Schnell ist nun der Rassismusvorwurf im Raum, mindestens aber die Befürchtung, dass die nun notwendigen Maßnahmen der Separation, des sich Abgrenzen, den Rechten in die Hände spielt. „Viren machen nicht vor vernagelten Türen oder Grenzen halt. Verschwörungstheorien und Rassismus fördern die Verbreitung von Viren, und zwar nicht nur in China, sondern auch hier bei uns.“ Meinte die Grünen-Abgeordnete Schulz-Asche im Bundestag. Aus diesen Worten spricht die Angst, dass sich, angesichts der Bedrohung, die Vorstellungen der Menschen wandeln, kleinere Einheiten, so klein wie möglich, als wirksamerer Schutz angesehen werden, als die großen und universellen.

„Viren machen nicht an Ländergrenzen halt. Deswegen ist es wichtig und richtig, dass wir europa- und weltweit zusammen mit der WHO versuchen, die Erkrankung einzudämmen.“ Sagt Frau Schulz-Asche noch in ihrer Rede, versucht Aufmerksamkeit und Hoffnung auf die großen multinationalen Organisationen zu legen. Nur als Einwand, wahrscheinlich ist beides gleich wichtig, Multinationale Maßnahmen dort wo sie möglich sind und lokale individuelle gleichzeitig. Es bräuchte diesen Streit, diese Politisierung einer Epidemie, überhaupt nicht, wenn die Maßnahmen danach betrachtet würden, was nützlich und wirksam ist. Doch das würde bedeuten, das lokale, das individuelle, die engsten Familienbindungen bekämen wieder mehr Gewicht und stellen die Erzählungen und Projekte, die gerade das überwinden wollen, infrage.

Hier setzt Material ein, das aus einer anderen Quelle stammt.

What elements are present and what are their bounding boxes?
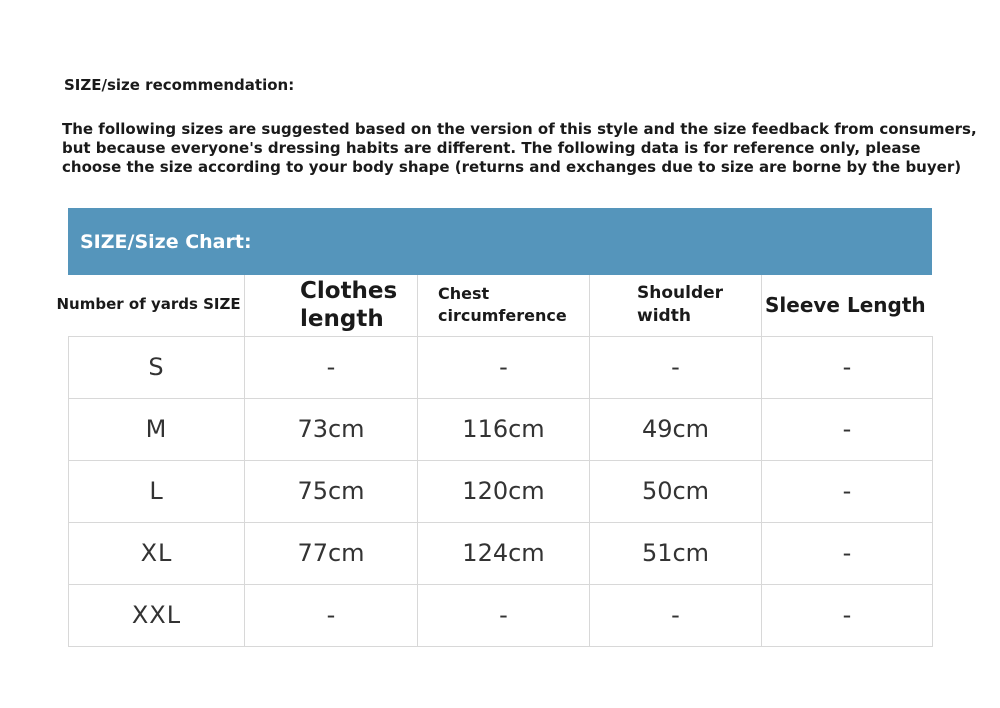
chest-cell: -: [418, 584, 590, 646]
recommendation-text: [62, 120, 977, 177]
size-table: [56, 275, 933, 647]
sleeve-cell: -: [762, 522, 933, 584]
chest-cell: 124cm: [418, 522, 590, 584]
sleeve-cell: -: [762, 398, 933, 460]
size-cell: XXL: [69, 584, 245, 646]
size-chart-title: SIZE/Size Chart:: [68, 208, 932, 275]
size-cell: L: [69, 460, 245, 522]
clothes-length-cell: 77cm: [245, 522, 418, 584]
table-row: [69, 522, 933, 584]
shoulder-cell: 49cm: [590, 398, 762, 460]
column-header-shoulder-width: Shoulder width: [590, 275, 762, 336]
size-cell: XL: [69, 522, 245, 584]
recommendation-line: choose the size according to your body shape (returns and exchanges due to size are borne by the buyer): [62, 158, 962, 176]
shoulder-cell: -: [590, 336, 762, 398]
clothes-length-cell: -: [245, 336, 418, 398]
column-header-sleeve-length: Sleeve Length: [762, 275, 933, 336]
size-chart: [56, 208, 932, 647]
size-cell: M: [69, 398, 245, 460]
size-cell: S: [69, 336, 245, 398]
column-header-chest-circumference: Chest circumference: [418, 275, 590, 336]
chest-cell: 120cm: [418, 460, 590, 522]
clothes-length-cell: 73cm: [245, 398, 418, 460]
table-row: [69, 398, 933, 460]
shoulder-cell: 50cm: [590, 460, 762, 522]
sleeve-cell: -: [762, 336, 933, 398]
table-row: [69, 460, 933, 522]
column-header-clothes-length: Clothes length: [245, 275, 418, 336]
sleeve-cell: -: [762, 584, 933, 646]
clothes-length-cell: 75cm: [245, 460, 418, 522]
recommendation-line: The following sizes are suggested based on the version of this style and the size feedback from consumers,: [62, 120, 977, 138]
shoulder-cell: -: [590, 584, 762, 646]
column-header-size: Number of yards SIZE: [69, 275, 245, 336]
recommendation-heading: SIZE/size recommendation:: [64, 76, 295, 94]
shoulder-cell: 51cm: [590, 522, 762, 584]
chest-cell: -: [418, 336, 590, 398]
clothes-length-cell: -: [245, 584, 418, 646]
sleeve-cell: -: [762, 460, 933, 522]
chest-cell: 116cm: [418, 398, 590, 460]
size-table-header-row: [69, 275, 933, 336]
table-row: [69, 584, 933, 646]
table-row: [69, 336, 933, 398]
recommendation-line: but because everyone's dressing habits are different. The following data is for reference only, please: [62, 139, 921, 157]
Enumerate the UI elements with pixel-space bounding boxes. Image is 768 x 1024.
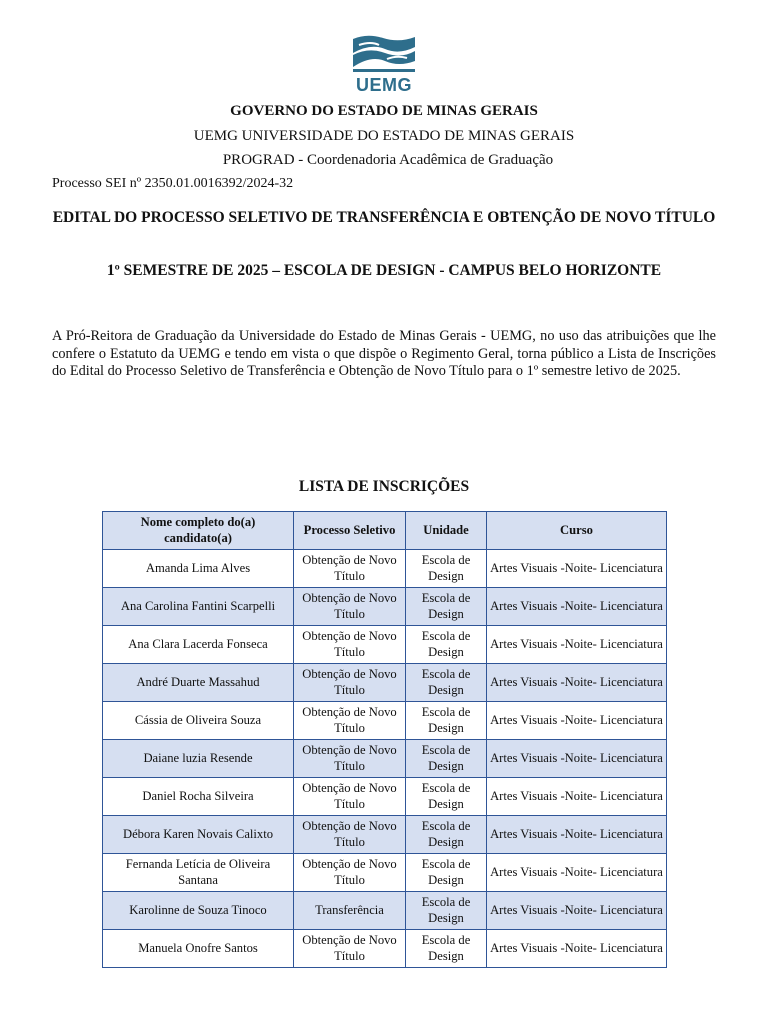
process-number: Processo SEI nº 2350.01.0016392/2024-32 bbox=[52, 176, 294, 191]
cell-unit: Escola de Design bbox=[406, 930, 487, 968]
cell-process: Obtenção de Novo Título bbox=[294, 588, 406, 626]
cell-unit: Escola de Design bbox=[406, 664, 487, 702]
list-title: LISTA DE INSCRIÇÕES bbox=[298, 478, 470, 495]
cell-name: Fernanda Letícia de Oliveira Santana bbox=[103, 854, 294, 892]
cell-unit: Escola de Design bbox=[406, 702, 487, 740]
table-row bbox=[103, 816, 667, 854]
cell-course: Artes Visuais -Noite- Licenciatura bbox=[487, 892, 667, 930]
cell-name: Ana Carolina Fantini Scarpelli bbox=[103, 588, 294, 626]
cell-process: Obtenção de Novo Título bbox=[294, 740, 406, 778]
cell-name: Débora Karen Novais Calixto bbox=[103, 816, 294, 854]
cell-unit: Escola de Design bbox=[406, 892, 487, 930]
cell-unit: Escola de Design bbox=[406, 740, 487, 778]
header-government: GOVERNO DO ESTADO DE MINAS GERAIS bbox=[230, 103, 538, 119]
cell-process: Obtenção de Novo Título bbox=[294, 664, 406, 702]
cell-course: Artes Visuais -Noite- Licenciatura bbox=[487, 626, 667, 664]
table-row bbox=[103, 588, 667, 626]
cell-process: Obtenção de Novo Título bbox=[294, 702, 406, 740]
cell-name: Manuela Onofre Santos bbox=[103, 930, 294, 968]
table-header-row bbox=[103, 512, 667, 550]
cell-process: Obtenção de Novo Título bbox=[294, 816, 406, 854]
table-row bbox=[103, 740, 667, 778]
cell-name: Ana Clara Lacerda Fonseca bbox=[103, 626, 294, 664]
header-unit: Unidade bbox=[406, 512, 487, 550]
table-row bbox=[103, 626, 667, 664]
header-university: UEMG UNIVERSIDADE DO ESTADO DE MINAS GERAIS bbox=[193, 128, 575, 144]
edital-title: EDITAL DO PROCESSO SELETIVO DE TRANSFERÊNCIA E OBTENÇÃO DE NOVO TÍTULO bbox=[52, 209, 716, 226]
cell-name: Daniel Rocha Silveira bbox=[103, 778, 294, 816]
edital-subtitle: 1º SEMESTRE DE 2025 – ESCOLA DE DESIGN - CAMPUS BELO HORIZONTE bbox=[106, 262, 662, 279]
cell-course: Artes Visuais -Noite- Licenciatura bbox=[487, 588, 667, 626]
cell-name: Amanda Lima Alves bbox=[103, 550, 294, 588]
cell-process: Transferência bbox=[294, 892, 406, 930]
cell-name: Daiane luzia Resende bbox=[103, 740, 294, 778]
logo-text: UEMG bbox=[356, 75, 412, 95]
cell-name: Karolinne de Souza Tinoco bbox=[103, 892, 294, 930]
header-name: Nome completo do(a) candidato(a) bbox=[103, 512, 294, 550]
cell-course: Artes Visuais -Noite- Licenciatura bbox=[487, 816, 667, 854]
uemg-logo-mark-icon bbox=[349, 33, 419, 73]
cell-name: André Duarte Massahud bbox=[103, 664, 294, 702]
cell-course: Artes Visuais -Noite- Licenciatura bbox=[487, 740, 667, 778]
cell-unit: Escola de Design bbox=[406, 588, 487, 626]
cell-course: Artes Visuais -Noite- Licenciatura bbox=[487, 664, 667, 702]
table-row bbox=[103, 778, 667, 816]
cell-process: Obtenção de Novo Título bbox=[294, 550, 406, 588]
cell-unit: Escola de Design bbox=[406, 626, 487, 664]
table-row bbox=[103, 854, 667, 892]
cell-unit: Escola de Design bbox=[406, 778, 487, 816]
cell-course: Artes Visuais -Noite- Licenciatura bbox=[487, 550, 667, 588]
cell-process: Obtenção de Novo Título bbox=[294, 778, 406, 816]
cell-course: Artes Visuais -Noite- Licenciatura bbox=[487, 854, 667, 892]
intro-paragraph: A Pró-Reitora de Graduação da Universidade do Estado de Minas Gerais - UEMG, no uso das atribuições que lhe confere o Estatuto da UEMG e tendo em vista o que dispõe o Regimento Geral, torna público a Lista de Inscrições do Edital do Processo Seletivo de Transferência e Obtenção de Novo Título para o 1º semestre letivo de 2025. bbox=[52, 328, 716, 379]
cell-course: Artes Visuais -Noite- Licenciatura bbox=[487, 930, 667, 968]
table-row bbox=[103, 664, 667, 702]
cell-process: Obtenção de Novo Título bbox=[294, 854, 406, 892]
cell-process: Obtenção de Novo Título bbox=[294, 626, 406, 664]
cell-unit: Escola de Design bbox=[406, 854, 487, 892]
cell-unit: Escola de Design bbox=[406, 816, 487, 854]
table-row bbox=[103, 930, 667, 968]
uemg-logo bbox=[349, 33, 419, 97]
cell-course: Artes Visuais -Noite- Licenciatura bbox=[487, 778, 667, 816]
registrations-table bbox=[102, 511, 667, 968]
cell-course: Artes Visuais -Noite- Licenciatura bbox=[487, 702, 667, 740]
cell-name: Cássia de Oliveira Souza bbox=[103, 702, 294, 740]
cell-process: Obtenção de Novo Título bbox=[294, 930, 406, 968]
header-department: PROGRAD - Coordenadoria Acadêmica de Graduação bbox=[222, 152, 554, 168]
cell-unit: Escola de Design bbox=[406, 550, 487, 588]
table-row bbox=[103, 550, 667, 588]
table-row bbox=[103, 892, 667, 930]
header-process: Processo Seletivo bbox=[294, 512, 406, 550]
header-course: Curso bbox=[487, 512, 667, 550]
table-row bbox=[103, 702, 667, 740]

Möglicherweise war es beim Turmbau zu Babel auch nicht viel anders, als man sich auf eine große Menschheitsaufgabe konzentrierte, missfiel das dem Herren und er entsandt ein Virus, was zur Folge hatte, dass sich die Menschen wieder auf ihre engsten Bindungen und Beziehungen konzentrierten und sich zum Selbstschutz separierten. Irgendwann einmal stellten sie fest, dass sie nun verschiedenen Zungen sprachen.

Dennoch blieb der Traum lebendig, von einer universellen Sprache, dass sich alle Menschen großes gemeinsam vornehmen und verwirklichen können. Dieser Traum wird dann so lange geträumt, bis so ein kleines gemeines Virus daherkommt und, gleich einem Wecker, die Menschen aus ihren Träumen reißt.